Aqueles que não conseguem
ver sentido na vida e no mundo devem orar “venha o teu reino, seja feita a tua
vontade assim na terra como no céu e santificado seja o teu nome”. De fato, não
pode haver sentido num mundo dominado por outro alguém que não seja Deus, onde
a vontade de Deus é desconsiderada e desobedecida, e onde a pessoa e o caráter
de Deus são blasfemados e negligenciados.
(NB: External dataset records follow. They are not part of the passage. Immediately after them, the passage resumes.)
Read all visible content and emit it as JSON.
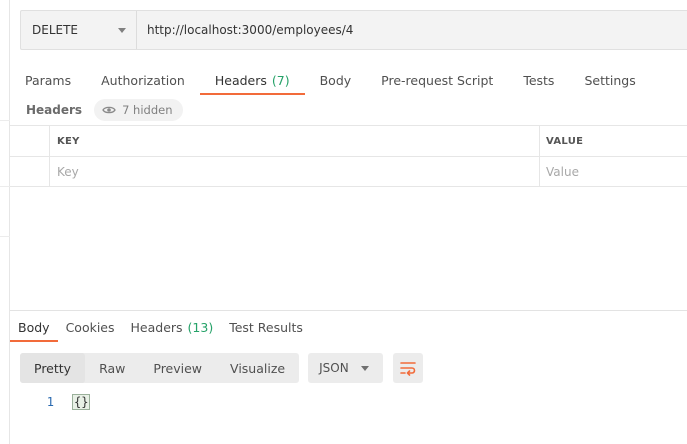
{
  "request": {
    "method": "DELETE",
    "url": "http://localhost:3000/employees/4"
  },
  "request_tabs": [
    {
      "label": "Params"
    },
    {
      "label": "Authorization"
    },
    {
      "label": "Headers",
      "count": "(7)"
    },
    {
      "label": "Body"
    },
    {
      "label": "Pre-request Script"
    },
    {
      "label": "Tests"
    },
    {
      "label": "Settings"
    }
  ],
  "headers_panel": {
    "title": "Headers",
    "hidden_label": "7 hidden",
    "columns": {
      "key": "KEY",
      "value": "VALUE"
    },
    "placeholders": {
      "key": "Key",
      "value": "Value"
    }
  },
  "response_tabs": [
    {
      "label": "Body"
    },
    {
      "label": "Cookies"
    },
    {
      "label": "Headers",
      "count": "(13)"
    },
    {
      "label": "Test Results"
    }
  ],
  "view_modes": [
    "Pretty",
    "Raw",
    "Preview",
    "Visualize"
  ],
  "format": "JSON",
  "response_body": {
    "line_number": "1",
    "content": "{}"
  },
  "colors": {
    "accent": "#f26b3a",
    "count_green": "#26a269"
  },
  "icons": {
    "hidden": "eye-icon",
    "wrap": "wrap-lines-icon",
    "dropdown": "chevron-down-icon"
  }
}
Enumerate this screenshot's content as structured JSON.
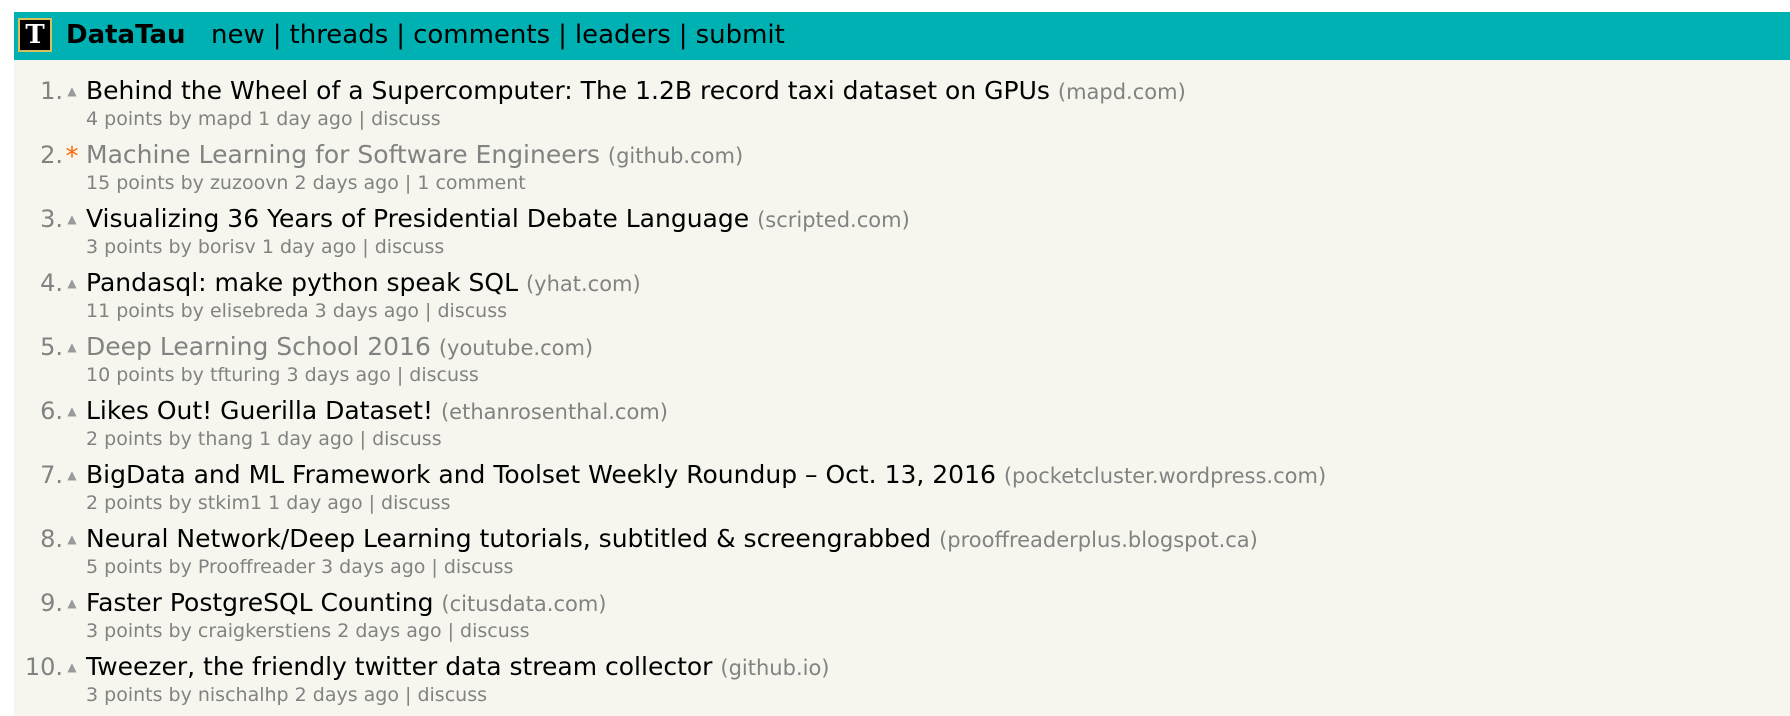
{
  "header": {
    "logo_letter": "T",
    "site_name": "DataTau",
    "nav": [
      "new",
      "threads",
      "comments",
      "leaders",
      "submit"
    ],
    "bg_color": "#00b1b3"
  },
  "items": [
    {
      "rank": "1.",
      "vote": "▲",
      "title": "Behind the Wheel of a Supercomputer: The 1.2B record taxi dataset on GPUs",
      "domain": "(mapd.com)",
      "subtext": "4 points by mapd 1 day ago | discuss"
    },
    {
      "rank": "2.",
      "vote": "*",
      "title": "Machine Learning for Software Engineers",
      "domain": "(github.com)",
      "subtext": "15 points by zuzoovn 2 days ago | 1 comment"
    },
    {
      "rank": "3.",
      "vote": "▲",
      "title": "Visualizing 36 Years of Presidential Debate Language",
      "domain": "(scripted.com)",
      "subtext": "3 points by borisv 1 day ago | discuss"
    },
    {
      "rank": "4.",
      "vote": "▲",
      "title": "Pandasql: make python speak SQL",
      "domain": "(yhat.com)",
      "subtext": "11 points by elisebreda 3 days ago | discuss"
    },
    {
      "rank": "5.",
      "vote": "▲",
      "title": "Deep Learning School 2016",
      "domain": "(youtube.com)",
      "subtext": "10 points by tfturing 3 days ago | discuss"
    },
    {
      "rank": "6.",
      "vote": "▲",
      "title": "Likes Out! Guerilla Dataset!",
      "domain": "(ethanrosenthal.com)",
      "subtext": "2 points by thang 1 day ago | discuss"
    },
    {
      "rank": "7.",
      "vote": "▲",
      "title": "BigData and ML Framework and Toolset Weekly Roundup – Oct. 13, 2016",
      "domain": "(pocketcluster.wordpress.com)",
      "subtext": "2 points by stkim1 1 day ago | discuss"
    },
    {
      "rank": "8.",
      "vote": "▲",
      "title": "Neural Network/Deep Learning tutorials, subtitled & screengrabbed",
      "domain": "(prooffreaderplus.blogspot.ca)",
      "subtext": "5 points by Prooffreader 3 days ago | discuss"
    },
    {
      "rank": "9.",
      "vote": "▲",
      "title": "Faster PostgreSQL Counting",
      "domain": "(citusdata.com)",
      "subtext": "3 points by craigkerstiens 2 days ago | discuss"
    },
    {
      "rank": "10.",
      "vote": "▲",
      "title": "Tweezer, the friendly twitter data stream collector",
      "domain": "(github.io)",
      "subtext": "3 points by nischalhp 2 days ago | discuss"
    }
  ]
}
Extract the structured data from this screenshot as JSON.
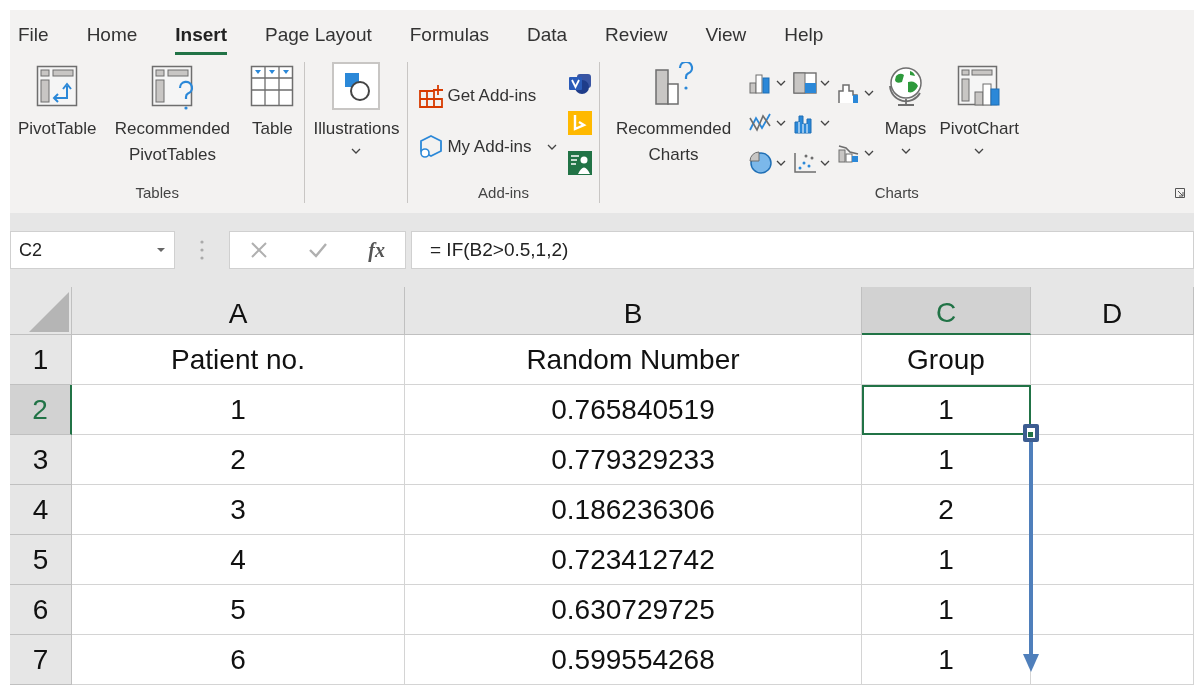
{
  "menu_tabs": [
    {
      "label": "File",
      "selected": false
    },
    {
      "label": "Home",
      "selected": false
    },
    {
      "label": "Insert",
      "selected": true
    },
    {
      "label": "Page Layout",
      "selected": false
    },
    {
      "label": "Formulas",
      "selected": false
    },
    {
      "label": "Data",
      "selected": false
    },
    {
      "label": "Review",
      "selected": false
    },
    {
      "label": "View",
      "selected": false
    },
    {
      "label": "Help",
      "selected": false
    }
  ],
  "ribbon_groups": [
    {
      "label": "Tables",
      "items": [
        {
          "kind": "large",
          "label": "PivotTable",
          "dropdown": false
        },
        {
          "kind": "large",
          "label": "Recommended PivotTables",
          "dropdown": false
        },
        {
          "kind": "large",
          "label": "Table",
          "dropdown": false
        }
      ]
    },
    {
      "items": [
        {
          "kind": "large",
          "label": "Illustrations",
          "dropdown": true
        }
      ]
    },
    {
      "label": "Add-ins",
      "items": [
        {
          "kind": "medium",
          "label": "Get Add-ins",
          "dropdown": false
        },
        {
          "kind": "medium",
          "label": "My Add-ins",
          "dropdown": true
        },
        {
          "kind": "small",
          "dropdown": false
        },
        {
          "kind": "small",
          "dropdown": false
        },
        {
          "kind": "small",
          "dropdown": false
        }
      ]
    },
    {
      "label": "Charts",
      "dialog_launcher": true,
      "items": [
        {
          "kind": "large",
          "label": "Recommended Charts",
          "dropdown": false
        },
        {
          "kind": "small",
          "dropdown": true
        },
        {
          "kind": "small",
          "dropdown": true
        },
        {
          "kind": "small",
          "dropdown": true
        },
        {
          "kind": "small",
          "dropdown": true
        },
        {
          "kind": "small",
          "dropdown": true
        },
        {
          "kind": "small",
          "dropdown": true
        },
        {
          "kind": "small",
          "dropdown": true
        },
        {
          "kind": "small",
          "dropdown": true
        },
        {
          "kind": "large",
          "label": "Maps",
          "dropdown": true
        },
        {
          "kind": "large",
          "label": "PivotChart",
          "dropdown": true
        }
      ]
    }
  ],
  "formula_bar": {
    "name_box": "C2",
    "function_button": "fx",
    "formula": "= IF(B2>0.5,1,2)"
  },
  "sheet": {
    "columns": [
      {
        "label": "A",
        "selected": false
      },
      {
        "label": "B",
        "selected": false
      },
      {
        "label": "C",
        "selected": true
      },
      {
        "label": "D",
        "selected": false
      }
    ],
    "rows": [
      {
        "number": "1",
        "selected": false,
        "cells": [
          "Patient no.",
          "Random Number",
          "Group"
        ]
      },
      {
        "number": "2",
        "selected": true,
        "cells": [
          "1",
          "0.765840519",
          "1"
        ]
      },
      {
        "number": "3",
        "selected": false,
        "cells": [
          "2",
          "0.779329233",
          "1"
        ]
      },
      {
        "number": "4",
        "selected": false,
        "cells": [
          "3",
          "0.186236306",
          "2"
        ]
      },
      {
        "number": "5",
        "selected": false,
        "cells": [
          "4",
          "0.723412742",
          "1"
        ]
      },
      {
        "number": "6",
        "selected": false,
        "cells": [
          "5",
          "0.630729725",
          "1"
        ]
      },
      {
        "number": "7",
        "selected": false,
        "cells": [
          "6",
          "0.599554268",
          "1"
        ]
      }
    ]
  }
}
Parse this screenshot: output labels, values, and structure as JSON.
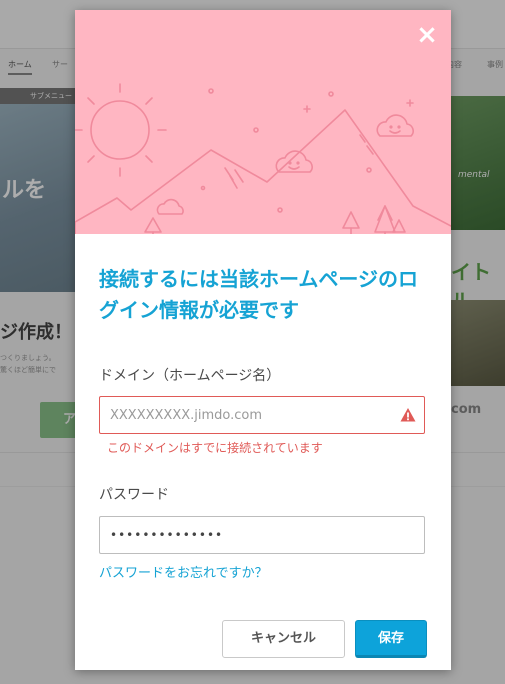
{
  "background": {
    "nav_home": "ホーム",
    "nav_services": "サー",
    "nav_right_1": "内容",
    "nav_right_2": "事例",
    "submenu": "サブメニュー",
    "hero_left_text": "ルを",
    "left_title": "ジ作成！",
    "left_sub": "つくりましょう。\n驚くほど簡単にで",
    "left_button": "ア",
    "right_hero_text": "mental",
    "right_title": "イトル",
    "right_com": "com"
  },
  "modal": {
    "close_label": "×",
    "title": "接続するには当該ホームページのログイン情報が必要です",
    "domain_label": "ドメイン（ホームページ名）",
    "domain_value": "",
    "domain_placeholder": "XXXXXXXXX.jimdo.com",
    "domain_error": "このドメインはすでに接続されています",
    "password_label": "パスワード",
    "password_value": "••••••••••••••",
    "forgot_link": "パスワードをお忘れですか？",
    "cancel_button": "キャンセル",
    "save_button": "保存"
  },
  "colors": {
    "hero_pink": "#ffb6c2",
    "accent_blue": "#16a3d4",
    "error_red": "#e05a57"
  }
}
Quem vive com a sensação de que
alguma coisa está fora de lugar, que a vida é injusta, que muita que não
deveria acontecer, acontece, e que muita coisa que deveria acontecer, não
acontece, está certo. O mundo é assim mesmo. A solução para este dilema de
falta de sentido é a consumação do reino de Deus.
Quem vive com fome na alma
de que nada pode satisfazer plenamente, deve orar “o pão nosso de cada dia nos
dá hoje”, ou como seria melhor traduzido, “o pão nosso de amanhã, nos dá hoje”.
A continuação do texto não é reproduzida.